As referências à República Popular da China, no comunicado da cimeira da NATO, apesar de serem críticas, seguem um padrão não demasiado negativo de forma a solicitar à China que se abstenha de apoiar a Rússia e que condene a invasão da Ucrânia. Entre as críticas, destacam-se a acusação de a China “impor medidas coercivas sobre os vizinhos”, “tentar controlar tecnologias-chave” e “desejar subverter a ordem internacional”, mesmo no domínio espacial e marítimo. Estas críticas perdem toda a legitimidade quando vêm da parte da NATO e dos EUA, que invadiram e destruíram inúmeros países (como a Jugoslávia ou o Iraque, entre muitos outros). A retórica de considerar a China como uma ameaça é irrealista, na medida em que o desenvolvimento da China tem vindo a contribuir para que a própria Europa, os EUA e a economia mundial se desenvolvam.

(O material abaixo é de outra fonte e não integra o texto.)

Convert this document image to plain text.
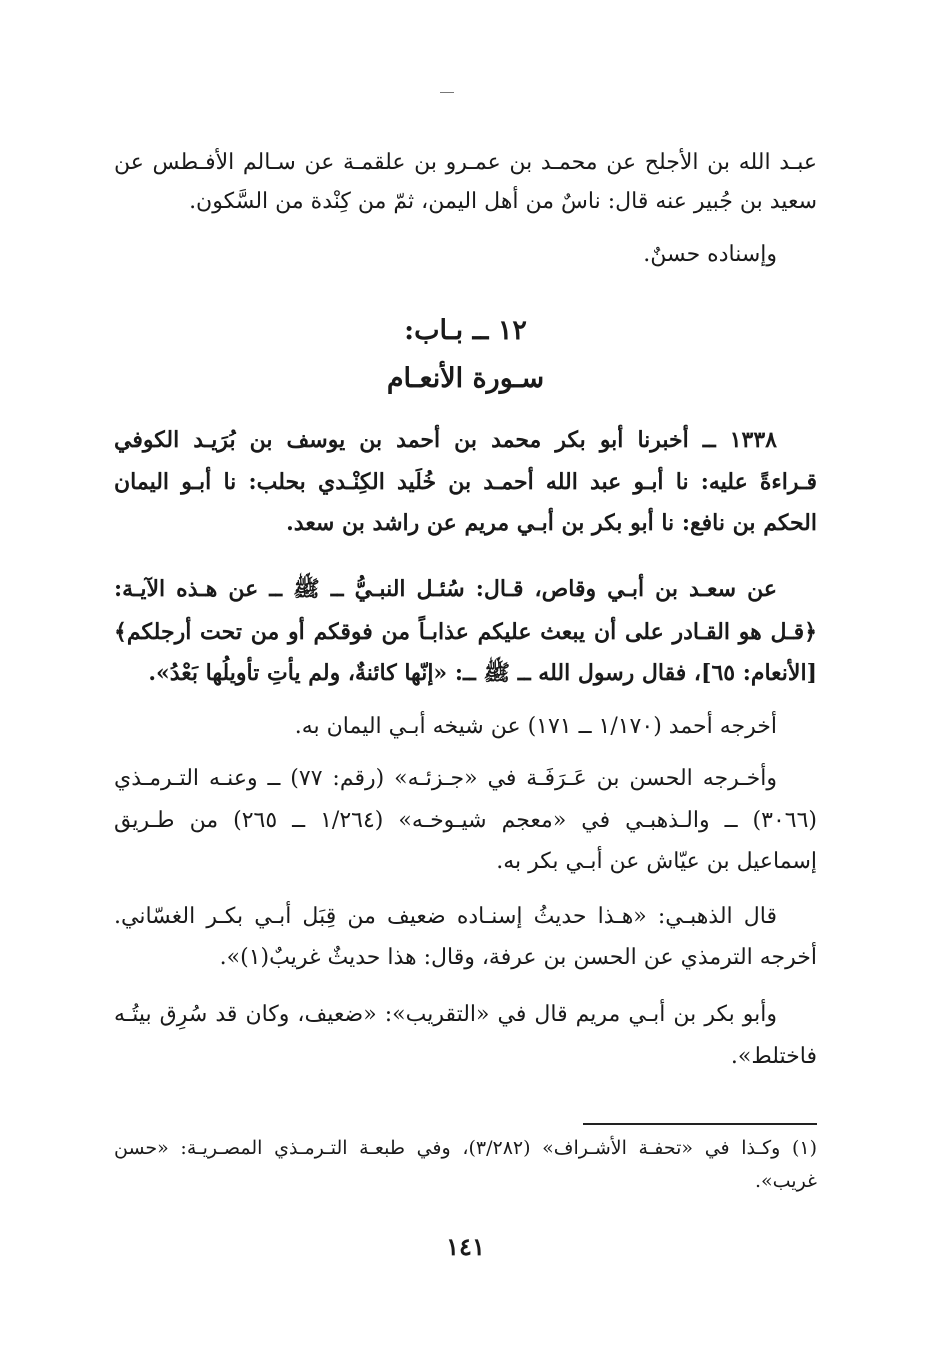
عبـد الله بن الأجلح عن محمـد بن عمـرو بن علقمـة عن سـالم الأفـطس عن
سعيد بن جُبير عنه قال: ناسٌ من أهل اليمن، ثمّ من كِنْدة من السَّكون.
وإسناده حسنٌ.
١٢ ــ بـاب:
سـورة الأنعـام
١٣٣٨ ــ أخبرنا أبو بكر محمد بن أحمد بن يوسف بن بُرَيـد الكوفي
قـراءةً عليه: نا أبـو عبد الله أحمـد بن خُلَيد الكِنْـدي بحلب: نا أبـو اليمان
الحكم بن نافع: نا أبو بكر بن أبـي مريم عن راشد بن سعد.
عن سعـد بن أبـي وقاص، قـال: سُئـل النبـيُّ ــ ﷺ ــ عن هـذه الآيـة:
﴿قـل هو القـادر على أن يبعث عليكم عذابـاً من فوقكم أو من تحت أرجلكم﴾
[الأنعام: ٦٥]، فقال رسول الله ــ ﷺ ــ: «إنّها كائنةٌ، ولم يأتِ تأويلُها بَعْدُ».
أخرجه أحمد (١/١٧٠ ــ ١٧١) عن شيخه أبـي اليمان به.
وأخـرجه الحسن بن عَـرَفَـة في «جـزئـه» (رقم: ٧٧) ــ وعنـه التـرمـذي
(٣٠٦٦) ــ والـذهبـي في «معجم شيـوخـه» (١/٢٦٤ ــ ٢٦٥) من طـريق
إسماعيل بن عيّاش عن أبـي بكر به.
قال الذهبـي: «هـذا حديثُ إسنـاده ضعيف من قِبَل أبـي بكـر الغسّاني.
أخرجه الترمذي عن الحسن بن عرفة، وقال: هذا حديثٌ غريبٌ(١)».
وأبو بكر بن أبـي مريم قال في «التقريب»: «ضعيف، وكان قد سُرِق بيتُـه
فاختلط».
(١) وكـذا في «تحفـة الأشـراف» (٣/٢٨٢)، وفي طبعـة التـرمـذي المصـريـة: «حسن
غريب».
١٤١
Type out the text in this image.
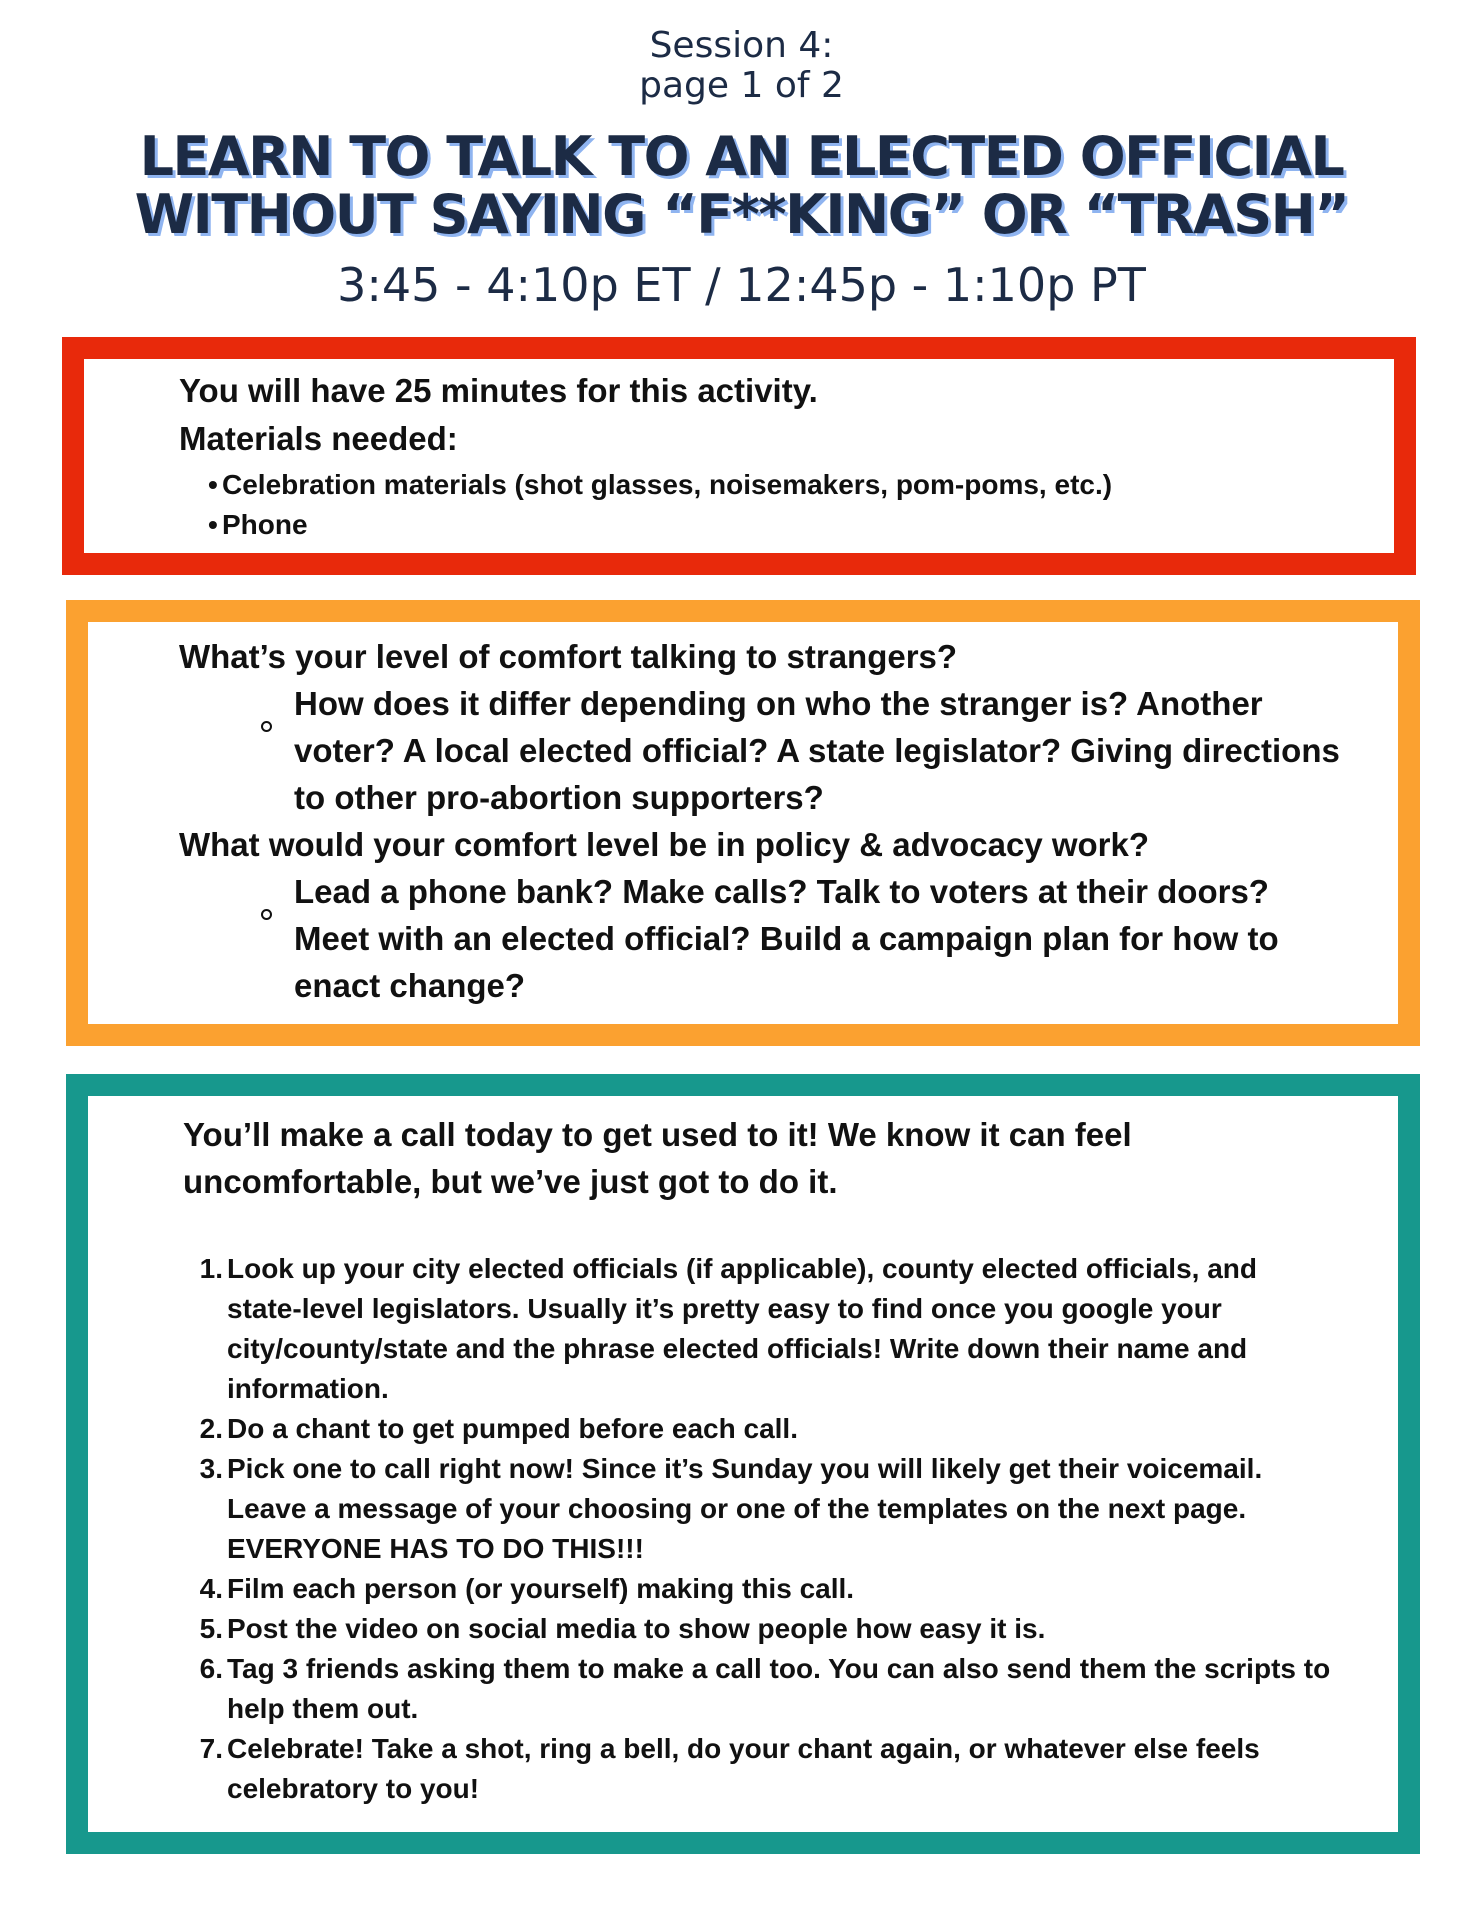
Session 4:
page 1 of 2
LEARN TO TALK TO AN ELECTED OFFICIAL
WITHOUT SAYING “F**KING” OR “TRASH”
3:45 - 4:10p ET / 12:45p - 1:10p PT
You will have 25 minutes for this activity.
Materials needed:
• Celebration materials (shot glasses, noisemakers, pom-poms, etc.)
• Phone
What’s your level of comfort talking to strangers?
How does it differ depending on who the stranger is? Another
voter? A local elected official? A state legislator? Giving directions
to other pro-abortion supporters?
What would your comfort level be in policy & advocacy work?
Lead a phone bank? Make calls? Talk to voters at their doors?
Meet with an elected official? Build a campaign plan for how to
enact change?
You’ll make a call today to get used to it! We know it can feel
uncomfortable, but we’ve just got to do it.
1. Look up your city elected officials (if applicable), county elected officials, and
state-level legislators. Usually it’s pretty easy to find once you google your
city/county/state and the phrase elected officials! Write down their name and
information.
2. Do a chant to get pumped before each call.
3. Pick one to call right now! Since it’s Sunday you will likely get their voicemail.
Leave a message of your choosing or one of the templates on the next page.
EVERYONE HAS TO DO THIS!!!
4. Film each person (or yourself) making this call.
5. Post the video on social media to show people how easy it is.
6. Tag 3 friends asking them to make a call too. You can also send them the scripts to
help them out.
7. Celebrate! Take a shot, ring a bell, do your chant again, or whatever else feels
celebratory to you!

A guerra contra a Federação Russa, por intermédio da Ucrânia, tem também como objetivo, velado, impedir a Rússia de ajudar militarmente a China, quando os EUA decidirem fazer a guerra à China, através de Taiwan (ilha chinesa desde a antiguidade e que foi ilegalmente ocupada, em 1949, pelo Kuomintang com o apoio americano, partido derrotado na guerra civil no continente chinês). Taiwan vem sendo armada com sofisticados e avançados sistemas militares dos EUA, desde há muitos anos.

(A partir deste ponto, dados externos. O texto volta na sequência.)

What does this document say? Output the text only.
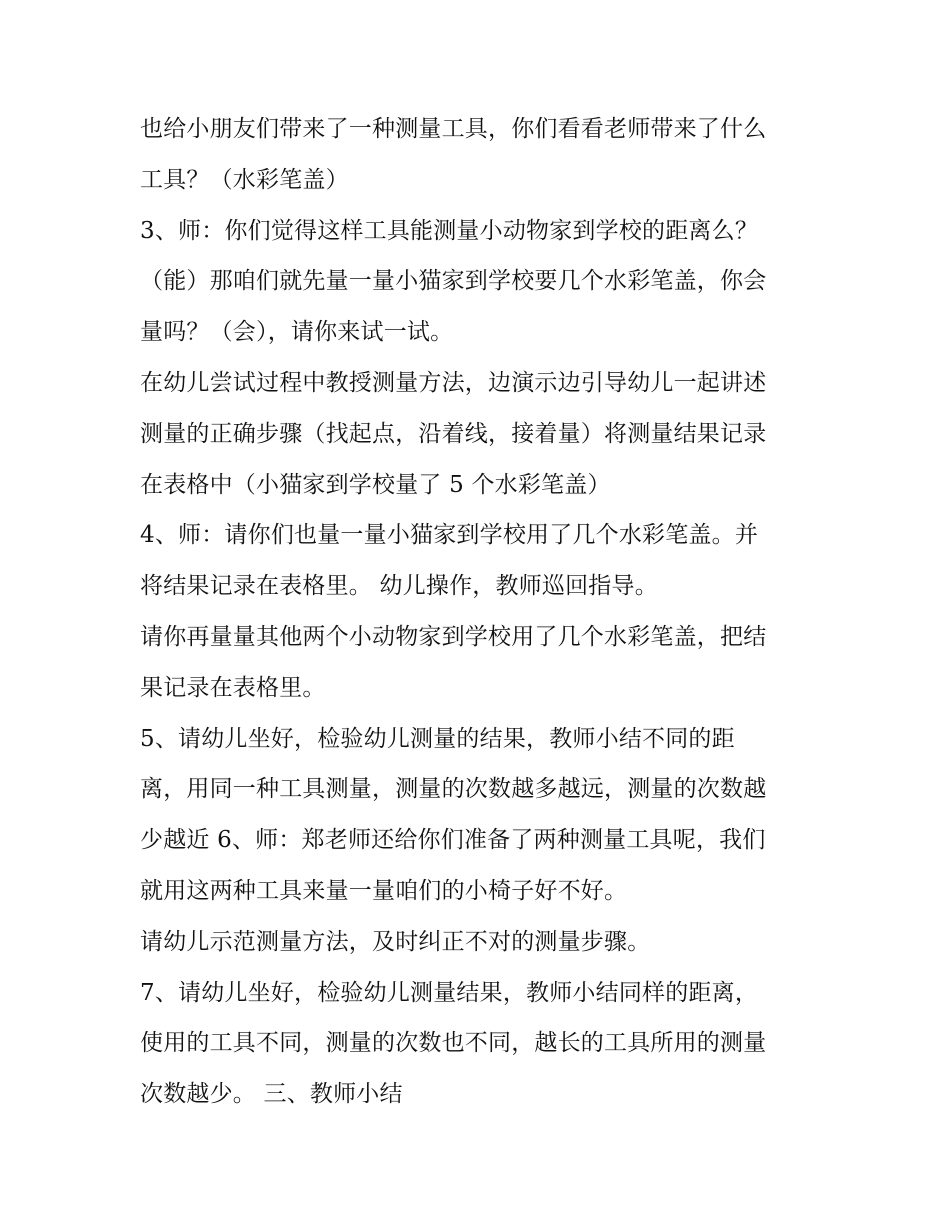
也给小朋友们带来了一种测量工具，你们看看老师带来了什么
工具？（水彩笔盖）
3、师：你们觉得这样工具能测量小动物家到学校的距离么？
（能）那咱们就先量一量小猫家到学校要几个水彩笔盖，你会
量吗？（会），请你来试一试。
在幼儿尝试过程中教授测量方法，边演示边引导幼儿一起讲述
测量的正确步骤（找起点，沿着线，接着量）将测量结果记录
在表格中（小猫家到学校量了 5 个水彩笔盖）
4、师：请你们也量一量小猫家到学校用了几个水彩笔盖。并
将结果记录在表格里。 幼儿操作，教师巡回指导。
请你再量量其他两个小动物家到学校用了几个水彩笔盖，把结
果记录在表格里。
5、请幼儿坐好，检验幼儿测量的结果，教师小结不同的距
离，用同一种工具测量，测量的次数越多越远，测量的次数越
少越近 6、师：郑老师还给你们准备了两种测量工具呢，我们
就用这两种工具来量一量咱们的小椅子好不好。
请幼儿示范测量方法，及时纠正不对的测量步骤。
7、请幼儿坐好，检验幼儿测量结果，教师小结同样的距离，
使用的工具不同，测量的次数也不同，越长的工具所用的测量
次数越少。 三、教师小结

A atual cimeira da NATO não teve qualquer palavra de compreensão pelos diferentes planos de paz já apresentados por vários membros da comunidade internacional, entre os quais se destaca a missão de paz de sete nações africanas; o plano de paz do presidente do Brasil, Luiz Inácio Lula da Silva; e em especial o plano de paz da China. Todos convergem na necessidade de impedir a continuação das dezenas de milhares de mortes no campo de batalha, obrigando a suspender de imediato a guerra e a encetar o diálogo simultâneo, tendo como princípio orientador da negociação – que a segurança de um país não pode ser feita à custa da segurança de outro país.
Com a promoção da guerra, os países membros da NATO dão prioridade à militarização das suas economias, em detrimento das metas de redução dos impactos ambientais a que se comprometeram. Com objetivos de curto prazo desprezam um dos principais problemas atuais com que se confronta a humanidade – as alterações climáticas. Desvalorizam a descarbonização das nossas economias e o investimento em energias renováveis para justificar o bloqueio à energia vinda da Rússia. A própria Comissão Europeia e o Parlamento Europeu reverteram proibições e voltam a incentivar a exploração do carvão, do petróleo e consideram, transitoriamente, o gás e a energia nuclear como fontes de energia verdes.
Só o diálogo e uma negociação inclusiva, com benefícios mútuos, recusando o espírito de guerra fria, garantirão a segurança e a paz às nações neste mundo multipolar!